Une francophonie qui s’étire, un accent qui change : Du « roué » au « rouâ »

De souche acadienne, Réjean Paulin a parcouru la francophonie tout au long de sa carrière de journaliste. Il a aussi vécu en France, au Québec et dans l’Ouest canadien avant de s’établir à Ottawa où il est professeur en journalisme au collège La Cité.
Réjean Paulin (Francopresse)

 Les vacances approchent. Je vous propose ce petit carnet de voyage écrit en quelques décennies, sur des milliers de kilomètres, à la recherche de la francité canadienne, d’un océan à l’autre.

C’est le déclin du jour sur la côte ouest. Le soleil couvre d’argent les vagues du Pacifique. On se sent un peu chez soi en lisant les mots écrits par Ottawa sur les merveilles de l’île de Vancouver. Mais aussitôt refoulé dans les terres par un vent cinglant, l’héritier de Molière ne se reconnaitra guère dans son pays.

Allons voir Victoria la belle, peinte de verdure et de fleurs. On s’y sent bien en admirant ses magnifiques jardins anglais. C’est beau, mais on y passe puis on en sort.

« Le bouquineur, bonjour! » Tiens, du français! C’était dans une librairie française. Le propriétaire répondait au téléphone alors que j’y mettais le pied. On est sur la Robsonstrasse… Un parfum d’Allemagne à quelques encablures du Chinatown.

On poursuit sa route entre arbres et montagnes avant d’entrer à Osoyoos, petite ville au nom autochtone, entourée de terres agricoles. Des Québécois s’y arrêtent au temps des récoltes. Plusieurs propriétaires viennent du Punjab. On communique en anglais, la langue seconde de ces deux peuples.

Banff, Calgary… Les noms défilent. On mettra le cap vers le nord de l’Alberta pour retrouver des mots et des sons familiers à Saint-Paul ou Grande-Prairie.

Puis on poursuit vers Gravelbourg en Saskatchewan, à condition de quitter la Transcanadienne, une route aussi symbolique que la devise du pays. Mais au fait, un détour nous aurait tout aussi bien conduit à Kamsack, ainsi nommé par les Doukhobors ukrainiens au début du 20e siècle.

On entre ensuite au Manitoba, nom amérindien qui désigne « la voix du manitou ». On pourra s’arrêter à Saint-Boniface, contrefort francophone en face de Winnipeg, sur l’une des berges de la rivière Rouge.

On poursuit le périple en Ontario? L’œil cherchera des écrits français, mais n’en trouvera guère à moins, encore une fois, d’aller là où on les emploie.

Continuons notre route vers l’est. Ottawa, la capitale, a longtemps refusé le bilinguisme officiel. Embrun, Saint-Albert. Tiens, tiens… C’est français! On n’est pas encore au Québec, mais on en sent le parfum.

Tout à coup, le Québec nous souhaite la bienvenue en lettres blanches sur fond bleu.
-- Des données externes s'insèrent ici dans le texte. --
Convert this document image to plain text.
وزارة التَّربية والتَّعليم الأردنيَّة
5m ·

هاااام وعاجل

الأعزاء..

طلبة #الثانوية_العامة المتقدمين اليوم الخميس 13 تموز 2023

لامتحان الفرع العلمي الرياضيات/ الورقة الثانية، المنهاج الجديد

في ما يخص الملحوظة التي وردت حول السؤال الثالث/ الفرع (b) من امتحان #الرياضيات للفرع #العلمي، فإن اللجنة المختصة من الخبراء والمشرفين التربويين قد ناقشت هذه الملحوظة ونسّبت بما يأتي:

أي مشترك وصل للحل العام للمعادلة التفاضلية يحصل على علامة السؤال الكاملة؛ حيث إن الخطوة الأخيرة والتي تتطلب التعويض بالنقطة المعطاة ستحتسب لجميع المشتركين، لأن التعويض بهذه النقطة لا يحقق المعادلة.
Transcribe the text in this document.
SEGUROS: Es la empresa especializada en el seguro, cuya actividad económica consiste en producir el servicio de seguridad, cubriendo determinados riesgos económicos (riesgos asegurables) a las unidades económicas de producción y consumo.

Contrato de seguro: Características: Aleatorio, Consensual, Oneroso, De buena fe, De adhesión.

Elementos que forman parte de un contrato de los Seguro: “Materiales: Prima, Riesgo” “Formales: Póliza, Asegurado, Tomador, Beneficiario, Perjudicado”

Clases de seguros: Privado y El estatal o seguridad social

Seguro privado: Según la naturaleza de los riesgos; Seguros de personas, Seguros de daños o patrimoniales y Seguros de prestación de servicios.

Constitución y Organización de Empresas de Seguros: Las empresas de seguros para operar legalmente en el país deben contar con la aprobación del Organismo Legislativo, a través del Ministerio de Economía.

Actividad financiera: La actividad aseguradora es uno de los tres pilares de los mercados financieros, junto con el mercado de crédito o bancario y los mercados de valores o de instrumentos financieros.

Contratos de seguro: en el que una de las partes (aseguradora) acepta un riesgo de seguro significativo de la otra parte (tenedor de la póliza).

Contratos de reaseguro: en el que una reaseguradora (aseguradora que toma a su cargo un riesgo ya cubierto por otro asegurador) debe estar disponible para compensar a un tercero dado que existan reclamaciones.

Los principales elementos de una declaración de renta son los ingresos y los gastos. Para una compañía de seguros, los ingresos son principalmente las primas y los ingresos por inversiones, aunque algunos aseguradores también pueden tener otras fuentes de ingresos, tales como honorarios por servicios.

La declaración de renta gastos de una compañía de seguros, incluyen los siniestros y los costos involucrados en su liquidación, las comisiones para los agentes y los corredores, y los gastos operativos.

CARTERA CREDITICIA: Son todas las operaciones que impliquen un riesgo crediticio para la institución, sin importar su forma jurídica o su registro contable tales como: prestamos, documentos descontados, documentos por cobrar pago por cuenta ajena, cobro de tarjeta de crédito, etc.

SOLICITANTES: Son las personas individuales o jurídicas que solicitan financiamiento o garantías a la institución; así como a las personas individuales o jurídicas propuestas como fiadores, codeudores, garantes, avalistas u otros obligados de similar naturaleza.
Ici, c’est français sans détour. On notera quand même que Montréal, la capitale économique et culturelle de la francophonie d’Amérique, est plus anglaise que Toronto est française. L’Université McGill, rue Crescent, Westmount; haut lieu du savoir, vie nocturne et haute bourgeoisie. Les minoritaires d’ici sont moins effacés que ceux que l’on voit ailleurs.

On touchera ensuite Québec, plus française que tout ce que les colons ont érigé de ce côté de l’Atlantique.

Quelque part en ce pays, des francophones ont une terre qui a un air de patrie.

Ce sera encore français quand on entrera au Nouveau-Brunswick. Le Madawaska, le Nord et la Péninsule acadienne peuvent nous faire oublier que l’on a quitté le Québec. On trouve aussi des communautés francophones jusqu’à l’os en faisant route vers Moncton.

Bientôt, le paysage linguistique nous rappellera celui de l’Ouest. Anglophone le long de la Transcanadienne, francophone quand on fera le bon détour. On passera par Mont-Carmel à l’Île du Prince-Édouard, par Chéticamp ou Saulnierville en Nouvelle-Écosse.

À Terre-Neuve, on fera un exprès pour voir Port au Port. Notre course finira à Saint-Jean, port de mer ouvert sur les brumes de l’Atlantique. En contemplant le havre, on évoquera les flottes de pêche françaises qui y trouvaient refuge quelques années avant l’odyssée de Jacques Cartier. 

C’est un périple d’un demi-millénaire. Bon an mal an, le français s’est étiré sur quatre fuseaux horaires et demi. On disait « roué » pour désigner le roi au 16e siècle. Aujourd’hui, on prononce souvent « rouâ ». L’accent a changé, mais la langue se parle encore partout dans le pays de la « Queen ».